Lenders have minimum amounts you will need as a deposit to be approved for a mortgage. This is usually 5% of the property value, although the minimum is 10% with some lenders. Lenders use the ratio of deposit to property value to assign interest rates. The greater the deposit you can put down, the smaller the interest rate on the loan.
This is what is referred to as the loan-to-value (LTV) ratio. The lower this ratio is, the more money you have invested in your house as a deposit. As you continue to pay off your mortgage, assuming your property doesn’t lose value, this ratio will continue to go down. The more you pay off, the greater equity you will have in the property. This is the value of the property which you own outright.
Find out what you could borrow based on your savings
If you’d like a brief idea of what you could borrow, head over to our Mortgage Calculator for a quick mortgage rundown. This takes into account your income and deposit size, and will give you an estimated borrowing amount, as well as your Loan to Value (LTV) ratio.

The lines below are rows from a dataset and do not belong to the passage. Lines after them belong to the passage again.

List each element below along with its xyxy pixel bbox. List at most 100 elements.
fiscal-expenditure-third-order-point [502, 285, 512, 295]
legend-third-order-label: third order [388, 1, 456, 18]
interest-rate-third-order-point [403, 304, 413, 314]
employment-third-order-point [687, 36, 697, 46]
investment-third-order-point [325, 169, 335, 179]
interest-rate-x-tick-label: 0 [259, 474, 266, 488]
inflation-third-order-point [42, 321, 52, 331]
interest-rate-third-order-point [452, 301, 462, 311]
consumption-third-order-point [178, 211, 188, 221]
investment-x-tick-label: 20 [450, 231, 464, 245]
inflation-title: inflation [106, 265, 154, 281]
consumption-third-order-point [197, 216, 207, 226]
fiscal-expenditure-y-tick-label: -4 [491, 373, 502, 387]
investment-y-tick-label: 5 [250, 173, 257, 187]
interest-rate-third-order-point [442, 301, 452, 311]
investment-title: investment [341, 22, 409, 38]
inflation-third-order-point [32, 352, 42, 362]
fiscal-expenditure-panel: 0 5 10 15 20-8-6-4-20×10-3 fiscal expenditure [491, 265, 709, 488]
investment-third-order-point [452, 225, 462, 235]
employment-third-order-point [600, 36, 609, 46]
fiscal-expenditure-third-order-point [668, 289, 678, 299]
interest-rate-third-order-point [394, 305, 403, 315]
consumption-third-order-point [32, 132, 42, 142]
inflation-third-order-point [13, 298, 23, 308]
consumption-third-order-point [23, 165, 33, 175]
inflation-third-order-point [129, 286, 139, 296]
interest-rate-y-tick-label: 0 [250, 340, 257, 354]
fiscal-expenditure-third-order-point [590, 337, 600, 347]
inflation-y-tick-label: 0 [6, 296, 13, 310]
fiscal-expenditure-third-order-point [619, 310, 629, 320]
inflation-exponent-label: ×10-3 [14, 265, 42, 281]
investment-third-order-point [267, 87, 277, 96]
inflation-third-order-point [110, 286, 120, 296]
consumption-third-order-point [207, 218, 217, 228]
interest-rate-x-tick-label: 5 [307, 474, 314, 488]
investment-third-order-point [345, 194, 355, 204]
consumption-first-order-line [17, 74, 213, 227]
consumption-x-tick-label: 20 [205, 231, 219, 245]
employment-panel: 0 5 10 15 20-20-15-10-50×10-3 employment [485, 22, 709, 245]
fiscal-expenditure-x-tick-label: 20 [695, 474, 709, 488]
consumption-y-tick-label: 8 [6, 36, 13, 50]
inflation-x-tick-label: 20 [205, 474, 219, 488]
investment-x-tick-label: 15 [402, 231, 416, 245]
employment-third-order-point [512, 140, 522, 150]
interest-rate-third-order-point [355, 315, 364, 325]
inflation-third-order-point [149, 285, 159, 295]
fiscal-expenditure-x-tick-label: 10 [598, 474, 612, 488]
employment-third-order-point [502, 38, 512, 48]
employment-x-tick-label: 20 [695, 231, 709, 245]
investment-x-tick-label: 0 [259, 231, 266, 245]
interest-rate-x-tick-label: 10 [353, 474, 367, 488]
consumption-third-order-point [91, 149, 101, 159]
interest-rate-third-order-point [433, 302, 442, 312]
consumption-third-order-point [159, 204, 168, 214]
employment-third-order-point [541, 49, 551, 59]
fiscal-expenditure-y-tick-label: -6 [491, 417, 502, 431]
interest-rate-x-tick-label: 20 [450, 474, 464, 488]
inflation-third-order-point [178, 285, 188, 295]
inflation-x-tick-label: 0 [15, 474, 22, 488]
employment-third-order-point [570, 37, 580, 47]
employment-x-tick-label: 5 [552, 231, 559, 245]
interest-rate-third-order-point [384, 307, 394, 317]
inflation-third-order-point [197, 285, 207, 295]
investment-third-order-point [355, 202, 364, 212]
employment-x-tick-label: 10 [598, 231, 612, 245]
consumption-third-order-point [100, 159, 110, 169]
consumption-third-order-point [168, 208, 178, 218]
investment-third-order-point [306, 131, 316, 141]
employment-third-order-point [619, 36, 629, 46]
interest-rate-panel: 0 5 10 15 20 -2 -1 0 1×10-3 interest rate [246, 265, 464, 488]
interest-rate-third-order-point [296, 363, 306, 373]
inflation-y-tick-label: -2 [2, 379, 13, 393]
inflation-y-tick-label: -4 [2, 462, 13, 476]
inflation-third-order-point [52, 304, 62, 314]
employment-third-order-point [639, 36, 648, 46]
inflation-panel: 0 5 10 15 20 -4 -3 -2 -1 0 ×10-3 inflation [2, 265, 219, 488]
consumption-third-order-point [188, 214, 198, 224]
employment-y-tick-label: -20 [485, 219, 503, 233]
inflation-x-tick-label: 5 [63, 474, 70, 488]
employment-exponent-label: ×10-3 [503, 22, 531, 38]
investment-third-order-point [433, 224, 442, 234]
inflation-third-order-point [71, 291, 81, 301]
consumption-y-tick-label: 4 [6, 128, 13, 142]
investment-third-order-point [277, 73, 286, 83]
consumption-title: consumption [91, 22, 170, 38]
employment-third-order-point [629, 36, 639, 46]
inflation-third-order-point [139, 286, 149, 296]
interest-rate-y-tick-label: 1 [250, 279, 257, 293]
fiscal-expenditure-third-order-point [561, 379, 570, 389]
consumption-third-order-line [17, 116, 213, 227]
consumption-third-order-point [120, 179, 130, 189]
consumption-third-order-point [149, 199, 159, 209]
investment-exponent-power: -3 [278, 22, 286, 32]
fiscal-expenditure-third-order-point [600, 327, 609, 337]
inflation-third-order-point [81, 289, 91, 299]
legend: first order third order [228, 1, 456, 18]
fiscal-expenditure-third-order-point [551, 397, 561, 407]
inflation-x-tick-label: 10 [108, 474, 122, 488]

For a more detailed idea of how much you could borrow, sign up, create an account, and fill in some personal details. This shouldn’t take more than ten minutes, and allows us to give you free, personalised mortgage advice. Using these details, your mortgage expert can advise you on your best options, and answer any questions you might have.
In some cases, you may be required to put down a deposit greater than 10% to be approved for a certain mortgage. High-value mortgages, often £1 million plus, may have a maximum LTV ratio of 60 – 70%. This means you’ll need a 30-40% mortgage, which is a considerable amount of cash. Lenders do this because the greater the deposit you put down on the property, the more secure the mortgage is as an investment. As the value of the mortgage increases, the risk to the lender also increases, so they will need greater security.
Other costs to consider in addition to your deposit
The deposit you’ll need for a mortgage isn’t the only upfront cost associated with buying property. You will have to pay stamp duty and lender fees, which can either come out of your deposit, other savings, or be bundled into your mortgage. Stamp duty is a form of tax you pay when you buy property or land. You can read more about stamp duty here. Lenders will usually charge fees for arranging the loan and administrative costs, and these can range anywhere between £500 – £2,000.
What to do with your deposit
During your mortgage application journey, you will be asked for a bank statement as proof of your deposit. All applicants will have to submit bank statements from their personal current accounts. However, lenders will need proof that you actually have the deposit you intend on using for the purchase of your home. We advise making sure the balance of this account is equal to the deposit you intend on using before you begin your mortgage application.